Think big. “What you believe, you can achieve” as the saying goes. So set your goals high and believe you can get there. We always handle ourselves and our business like we are at the next level… until we get there and then we stretch again. In the start-up community, if you aren’t hungry for growth and always improving, you won’t make it. For us, we’ve found that when we treat ourselves like the company we want to be, we make it to that place sooner.

What is one failure you had as an entrepreneur, and how did you overcome it?

I started a company called lawswap.com when I was in law school. It was basically eBay for expensive law books. I partnered up with my brother-in-law Ben Hemminger and we canvassed all the law schools on the east coast putting fliers in all of the student mail boxes. We were getting some good traffic and had thousands of users on the site buying and selling casebooks. And then one day, the site went down. I had changed my email address from the old AOL one that I’d registered the site. The company that I had registered with the domain name with had been emailing that account to warn me that it was expiring and that I needed to renew it. I never got the emails and someone else swooped in and took my domain. That was a devastating blow. I didn’t have the time or money to see if there was anything I could do to recover it. I learned a lot of lessons in that loss that made me more careful in the way that I handle my business in the future. Not only that, but the experience in running that little business taught me that I worked well with my brother-in-law, so when I needed someone smart, even keeled, honest and forward thinking to help me take Fashionphile to the next level, I knew where to go.

What is one business idea that you’re willing to give away to our readers?

Someone really needs to do set up an automated platform that makes working with influencers easier and more transparent than what is on the market right now. There are lots of programs that hide information, encourage coupon code scam sites and involve hidden fees. We work with influencers all the time and get approached by bloggers and instagrammers who wan to “collaborate” almost every day. If someone made this all easy and less scammy, we’d be on board!

What is the best $100 you recently spent? What and why?

I travel quite a bit for work and live my life in odd hours. So I bought a quality blackout eye mask and a better neck pillow for the plane and it’s made such a difference! We are based in California and are opening a store in NYC in a few months. I’m not only an entrepreneur, I’m a mom, so I like to spend as few daylight hours in the air. This often means I’ll hop on a red-eye. I put those on when I take off and wake up when the wheels hit the tarmac.

What is one piece of software or a web service that helps you be productive? How do you use it?

I rely on Evernote to keep me organized and to basically download my brain into an app. I have so much information, links, recipes, lists, financial information, goals, checklists, quotes etc in that app that it just makes me happy to think about it.

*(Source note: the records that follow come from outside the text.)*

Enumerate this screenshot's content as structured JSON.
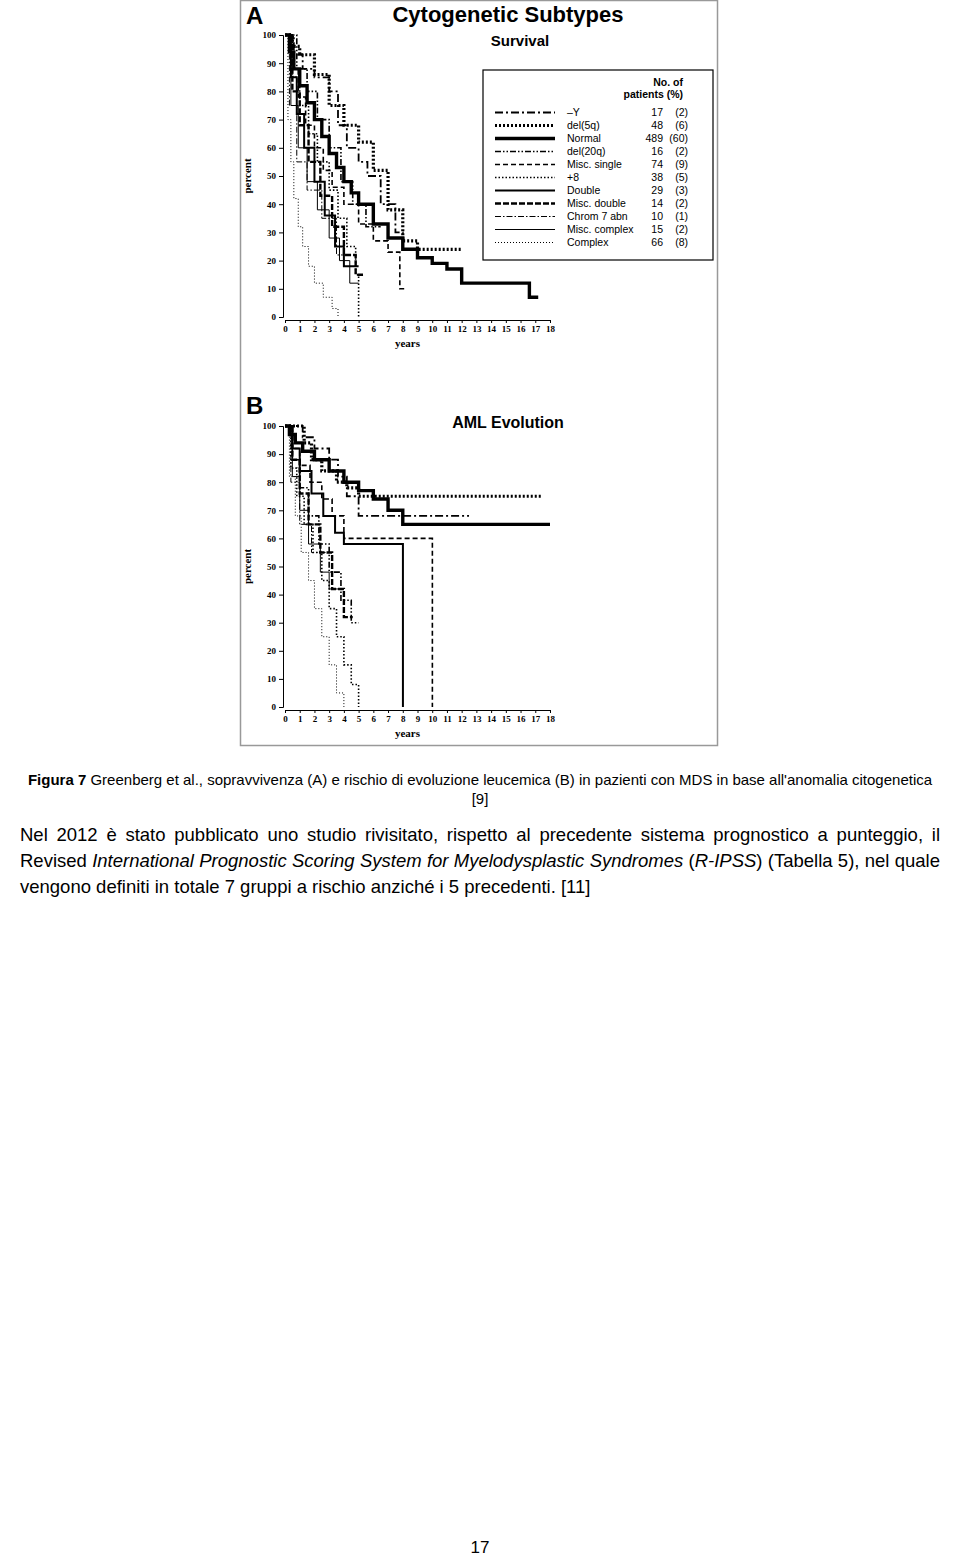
{
  "chart_data": [
    {
      "type": "line",
      "panel": "A",
      "title": "Cytogenetic Subtypes",
      "subtitle": "Survival",
      "x_label": "years",
      "y_label": "percent",
      "xlim": [
        0,
        18
      ],
      "xticks": [
        0,
        1,
        2,
        3,
        4,
        5,
        6,
        7,
        8,
        9,
        10,
        11,
        12,
        13,
        14,
        15,
        16,
        17,
        18
      ],
      "ylim": [
        0,
        100
      ],
      "yticks": [
        0,
        10,
        20,
        30,
        40,
        50,
        60,
        70,
        80,
        90,
        100
      ],
      "legend_header": [
        "No. of",
        "patients (%)"
      ],
      "series": [
        {
          "name": "–Y",
          "line_style": "dashdot",
          "color": "#000000",
          "patients": 17,
          "percent": "(2)",
          "x": [
            0,
            0.6,
            1.2,
            2,
            3,
            3.6,
            4.2,
            5,
            5.6,
            6.5,
            7.5,
            8
          ],
          "values": [
            100,
            93,
            88,
            85,
            80,
            68,
            60,
            55,
            50,
            40,
            30,
            27
          ]
        },
        {
          "name": "del(5q)",
          "line_style": "dotted-bold",
          "color": "#000000",
          "patients": 48,
          "percent": "(6)",
          "x": [
            0,
            0.5,
            1,
            2,
            3,
            4,
            5,
            6,
            7,
            8,
            9,
            12
          ],
          "values": [
            100,
            96,
            93,
            86,
            75,
            68,
            62,
            52,
            38,
            27,
            24,
            24
          ]
        },
        {
          "name": "Normal",
          "line_style": "solid-bold",
          "color": "#000000",
          "patients": 489,
          "percent": "(60)",
          "x": [
            0,
            0.3,
            0.6,
            1,
            1.5,
            2,
            2.5,
            3,
            3.5,
            4,
            4.5,
            5,
            6,
            7,
            8,
            9,
            10,
            11,
            12,
            16,
            16.6,
            17.2
          ],
          "values": [
            100,
            94,
            88,
            82,
            76,
            70,
            64,
            58,
            53,
            48,
            44,
            40,
            33,
            28,
            24,
            21,
            19,
            17,
            12,
            12,
            7,
            7
          ]
        },
        {
          "name": "del(20q)",
          "line_style": "dashdotdot",
          "color": "#000000",
          "patients": 16,
          "percent": "(2)",
          "x": [
            0,
            0.8,
            1.5,
            2.2,
            3,
            3.8,
            4.6,
            5.5,
            6.5
          ],
          "values": [
            100,
            88,
            80,
            70,
            60,
            48,
            40,
            32,
            32
          ]
        },
        {
          "name": "Misc. single",
          "line_style": "dashed",
          "color": "#000000",
          "patients": 74,
          "percent": "(9)",
          "x": [
            0,
            0.4,
            0.9,
            1.4,
            2,
            2.6,
            3.2,
            4,
            5,
            6,
            7,
            7.8,
            8.2
          ],
          "values": [
            100,
            88,
            78,
            68,
            60,
            52,
            46,
            40,
            33,
            27,
            23,
            10,
            10
          ]
        },
        {
          "name": "+8",
          "line_style": "dotted",
          "color": "#000000",
          "patients": 38,
          "percent": "(5)",
          "x": [
            0,
            0.5,
            1,
            1.6,
            2.2,
            3,
            3.6,
            4.2,
            4.8,
            5
          ],
          "values": [
            100,
            85,
            75,
            65,
            55,
            45,
            35,
            25,
            15,
            0
          ]
        },
        {
          "name": "Double",
          "line_style": "solid",
          "color": "#000000",
          "patients": 29,
          "percent": "(3)",
          "x": [
            0,
            0.4,
            0.8,
            1.3,
            2,
            2.7,
            3.4,
            4,
            5
          ],
          "values": [
            100,
            85,
            72,
            60,
            48,
            36,
            25,
            18,
            18
          ]
        },
        {
          "name": "Misc. double",
          "line_style": "dashed-bold",
          "color": "#000000",
          "patients": 14,
          "percent": "(2)",
          "x": [
            0,
            0.5,
            1,
            1.6,
            2.4,
            3.2,
            4,
            4.8,
            5.3
          ],
          "values": [
            100,
            80,
            68,
            55,
            43,
            32,
            22,
            15,
            15
          ]
        },
        {
          "name": "Chrom 7 abn",
          "line_style": "dashdot-thin",
          "color": "#000000",
          "patients": 10,
          "percent": "(1)",
          "x": [
            0,
            0.3,
            0.8,
            1.5,
            2.5,
            3.5,
            4.5
          ],
          "values": [
            100,
            75,
            55,
            45,
            35,
            22,
            22
          ]
        },
        {
          "name": "Misc. complex",
          "line_style": "solid-thin",
          "color": "#000000",
          "patients": 15,
          "percent": "(2)",
          "x": [
            0,
            0.4,
            0.9,
            1.5,
            2.2,
            3,
            3.7,
            4.4,
            5
          ],
          "values": [
            100,
            75,
            60,
            48,
            38,
            28,
            20,
            12,
            12
          ]
        },
        {
          "name": "Complex",
          "line_style": "dotted-thin",
          "color": "#000000",
          "patients": 66,
          "percent": "(8)",
          "x": [
            0,
            0.2,
            0.4,
            0.6,
            0.9,
            1.2,
            1.6,
            2,
            2.6,
            3.2,
            3.6
          ],
          "values": [
            100,
            70,
            55,
            42,
            32,
            25,
            18,
            12,
            7,
            3,
            0
          ]
        }
      ]
    },
    {
      "type": "line",
      "panel": "B",
      "title": "AML Evolution",
      "x_label": "years",
      "y_label": "percent",
      "xlim": [
        0,
        18
      ],
      "xticks": [
        0,
        1,
        2,
        3,
        4,
        5,
        6,
        7,
        8,
        9,
        10,
        11,
        12,
        13,
        14,
        15,
        16,
        17,
        18
      ],
      "ylim": [
        0,
        100
      ],
      "yticks": [
        0,
        10,
        20,
        30,
        40,
        50,
        60,
        70,
        80,
        90,
        100
      ],
      "series": [
        {
          "line_style": "dashdot",
          "color": "#000000",
          "x": [
            0,
            1.2,
            2,
            3,
            3.6,
            4.2,
            5,
            12.5
          ],
          "values": [
            100,
            96,
            92,
            88,
            82,
            75,
            68,
            68
          ]
        },
        {
          "line_style": "dotted-bold",
          "color": "#000000",
          "x": [
            0,
            1.3,
            1.8,
            2.5,
            3.5,
            4.2,
            5,
            17.5
          ],
          "values": [
            100,
            94,
            88,
            84,
            80,
            78,
            75,
            75
          ]
        },
        {
          "line_style": "solid-bold",
          "color": "#000000",
          "x": [
            0,
            0.3,
            0.7,
            1.2,
            2,
            3,
            4,
            5,
            6,
            7,
            8,
            18
          ],
          "values": [
            100,
            97,
            94,
            91,
            88,
            84,
            80,
            77,
            74,
            70,
            65,
            65
          ]
        },
        {
          "line_style": "dashdotdot",
          "color": "#000000",
          "x": [
            0,
            0.5,
            1,
            1.6,
            2.3,
            3,
            3.8,
            4.5,
            5
          ],
          "values": [
            100,
            88,
            78,
            68,
            58,
            48,
            38,
            30,
            30
          ]
        },
        {
          "line_style": "dashed",
          "color": "#000000",
          "x": [
            0,
            0.5,
            1,
            1.7,
            2.5,
            3.2,
            4,
            10,
            10.01
          ],
          "values": [
            100,
            92,
            86,
            80,
            74,
            68,
            60,
            60,
            0
          ]
        },
        {
          "line_style": "dotted",
          "color": "#000000",
          "x": [
            0,
            0.4,
            0.8,
            1.3,
            1.9,
            2.5,
            3,
            3.5,
            4,
            4.5,
            5
          ],
          "values": [
            100,
            85,
            75,
            65,
            55,
            45,
            35,
            25,
            15,
            8,
            0
          ]
        },
        {
          "line_style": "solid",
          "color": "#000000",
          "x": [
            0,
            0.5,
            1,
            1.8,
            2.6,
            3.4,
            4,
            8,
            8.01
          ],
          "values": [
            100,
            92,
            84,
            76,
            68,
            62,
            58,
            58,
            0
          ]
        },
        {
          "line_style": "dashed-bold",
          "color": "#000000",
          "x": [
            0,
            0.5,
            1,
            1.6,
            2.4,
            3.2,
            4,
            4.6
          ],
          "values": [
            100,
            88,
            76,
            65,
            55,
            42,
            32,
            32
          ]
        },
        {
          "line_style": "dashdot-thin",
          "color": "#000000",
          "x": [
            0,
            0.4,
            1,
            1.8,
            3
          ],
          "values": [
            100,
            80,
            65,
            55,
            55
          ]
        },
        {
          "line_style": "solid-thin",
          "color": "#000000",
          "x": [
            0,
            0.5,
            1,
            1.6,
            2.4,
            3,
            4
          ],
          "values": [
            100,
            82,
            70,
            58,
            48,
            42,
            42
          ]
        },
        {
          "line_style": "dotted-thin",
          "color": "#000000",
          "x": [
            0,
            0.3,
            0.7,
            1.1,
            1.6,
            2,
            2.5,
            3,
            3.5,
            4
          ],
          "values": [
            100,
            82,
            68,
            55,
            45,
            35,
            25,
            15,
            5,
            0
          ]
        }
      ]
    }
  ],
  "document": {
    "caption": {
      "label": "Figura 7",
      "text": "Greenberg et al., sopravvivenza (A) e rischio di evoluzione leucemica (B) in pazienti con MDS in base all'anomalia citogenetica [9]"
    },
    "paragraph": {
      "runs": [
        {
          "text": "Nel 2012 è stato pubblicato uno studio rivisitato, rispetto al precedente sistema prognostico a punteggio, il Revised ",
          "italic": false
        },
        {
          "text": "International Prognostic Scoring System for Myelodysplastic Syndromes",
          "italic": true
        },
        {
          "text": " (",
          "italic": false
        },
        {
          "text": "R-IPSS",
          "italic": true
        },
        {
          "text": ") (Tabella 5), nel quale vengono definiti in totale 7 gruppi a rischio anziché i 5 precedenti. [11]",
          "italic": false
        }
      ]
    },
    "page_number": "17"
  }
}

What is the one book that you recommend our community should read and why?

When I first started my business, someone recommended that I read “The E Myth: Why Most Businesses Don’t Work and What to Do About It”, by Michael E. Gerber. It really did change my life. Within a couple months, I had moved the business out of my house and started hiring the right people to work “in” my business so that I would have more time to work “on” it. I had fallen into that trap where I was so deep into the nuts and bolts of buying product, packaging, shipping, customer service, photography etc that I had no time to work on the development of my big idea. That all changed after I read that book.

What is your favorite quote?

“A goal is a dream with a deadline”. Napoleon Hill

Key learnings:

  • Procrastinators, set yourself deadlines. You can chip away at a huge goal by setting deadlines for yourself that have teeth.
  • Not all entrepreneurial ideas are instant successes. Many take years of handwork and development.
  • What you believe, you can achieve. It’s important to set high but achievable goals for yourself, and then work towards them.